10.   Recorda à Comissão e aos Estados-Membros que nem todos os adultos vulneráveis o são por força da idade e solicita que sejam tomadas medidas para reforçar a protecção jurídica e os direitos, não apenas dos adultos vulneráveis idosos, como também daqueles adultos cuja vulnerabilidade é imputável a grave deficiência física e/ou mental, e que as necessidades destes últimos sejam também tidas em conta aquando da adopção de futuras medidas sociais tendentes a garantir os referidos direitos;

11.   Verifica que esta resolução respeita o princípio da subsidiariedade e os direitos fundamentais dos cidadãos;

12.   Entende que a proposta requerida não tem incidências financeiras;

13.   Encarrega o seu Presidente de transmitir a presente resolução e as recomendações detalhadas que figuram em anexo à Comissão e ao Conselho, bem como aos governos e aos parlamentos dos Estados-Membros.


ANEXO

RECOMENDAÇÕES DETALHADAS RELATIVAS AO CONTEÚDO DA PROPOSTA SOLICITADA

A.   PRINCÍPIOS E OBJECTIVOS DA PROPOSTA

1.   Promover o reconhecimento e execução das decisões judiciais ou administrativas relativas a pessoas que sejam objecto de medidas.

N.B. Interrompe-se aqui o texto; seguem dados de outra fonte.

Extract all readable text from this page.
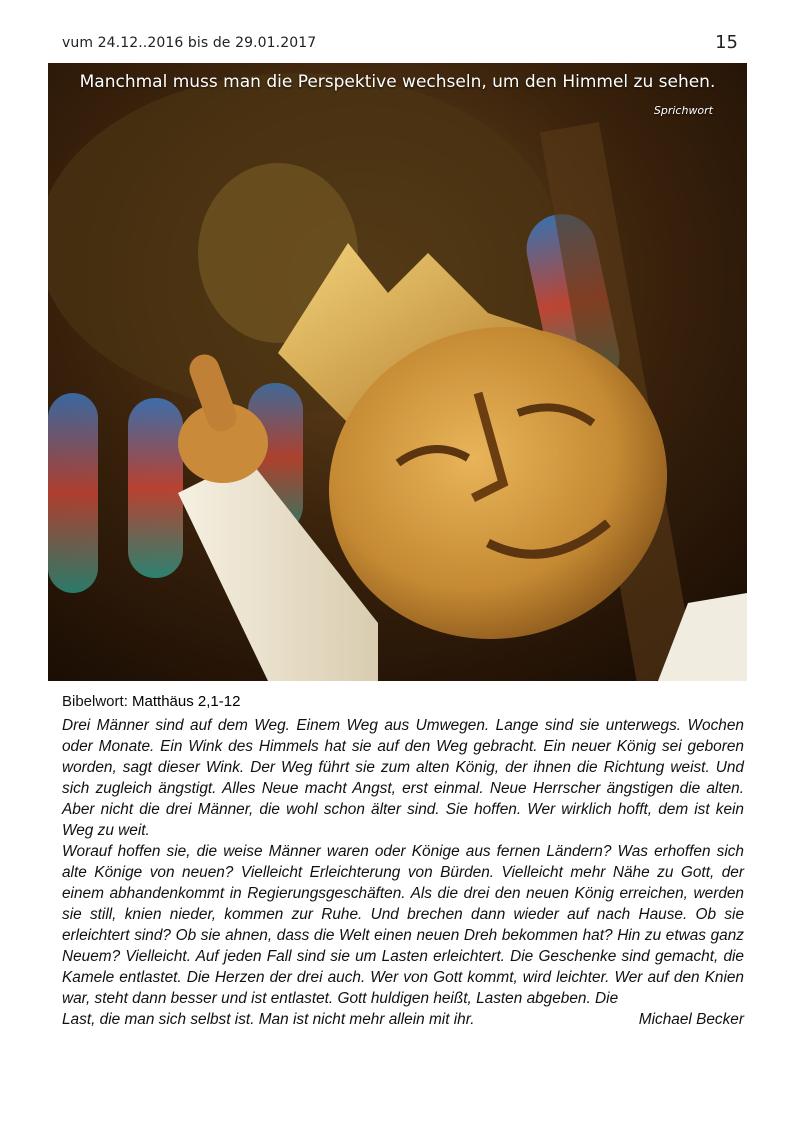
vum 24.12..2016 bis de 29.01.2017	15
Manchmal muss man die Perspektive wechseln, um den Himmel zu sehen.
Sprichwort
Bibelwort: Matthäus 2,1-12

Drei Männer sind auf dem Weg. Einem Weg aus Umwegen. Lange sind sie unterwegs. Wochen oder Monate. Ein Wink des Himmels hat sie auf den Weg gebracht. Ein neuer König sei geboren worden, sagt dieser Wink. Der Weg führt sie zum alten König, der ihnen die Richtung weist. Und sich zugleich ängstigt. Alles Neue macht Angst, erst einmal. Neue Herrscher ängstigen die alten. Aber nicht die drei Männer, die wohl schon älter sind. Sie hoffen. Wer wirklich hofft, dem ist kein Weg zu weit.

Worauf hoffen sie, die weise Männer waren oder Könige aus fernen Ländern? Was erhoffen sich alte Könige von neuen? Vielleicht Erleichterung von Bürden. Vielleicht mehr Nähe zu Gott, der einem abhandenkommt in Regierungsgeschäften. Als die drei den neuen König erreichen, werden sie still, knien nieder, kommen zur Ruhe. Und brechen dann wieder auf nach Hause. Ob sie erleichtert sind? Ob sie ahnen, dass die Welt einen neuen Dreh bekommen hat? Hin zu etwas ganz Neuem? Vielleicht. Auf jeden Fall sind sie um Lasten erleichtert. Die Geschenke sind gemacht, die Kamele entlastet. Die Herzen der drei auch. Wer von Gott kommt, wird leichter. Wer auf den Knien war, steht dann besser und ist entlastet. Gott huldigen heißt, Lasten abgeben. Die

Last, die man sich selbst ist. Man ist nicht mehr allein mit ihr.	Michael Becker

2.   Disposições que ajudem a alcançar o objectivo de realização do espaço de justiça, liberdade e segurança, facilitando o reconhecimento e execução de decisões que pronunciem uma medida de protecção, a determinação da lei aplicável e a cooperação entre autoridades centrais,

3.   Medidas específicas e adequadas de cooperação entre os Estados-Membros, que poderiam inspirar-se nos instrumentos disponíveis da Convenção de Haia.

4.   Formulários comunitários únicos a fim de favorecer a informação sobre as decisões de protecção, bem como a circulação, reconhecimento e execução dessas decisões,

5.   Um formulário único à escala da União Europeia no caso de mandatos de inaptidão, a fim de garantir a sua eficácia em todos os Estados-Membros.

B.   ACÇÕES A PROPOR

1.   Solicita à Comissão que, logo que tenha sido adquirida experiência suficiente sobre o funcionamento prático da Convenção de Haia, submeta ao Parlamento, com base no artigo 65.o do Tratado CE, uma proposta legislativa com o objectivo de reforçar a cooperação entre Estados-Membros, bem como melhorar o reconhecimento e a execução das decisões relativas à protecção dos maiores e dos mandatos em caso de incapacidade e de mandatos de representação duradouro.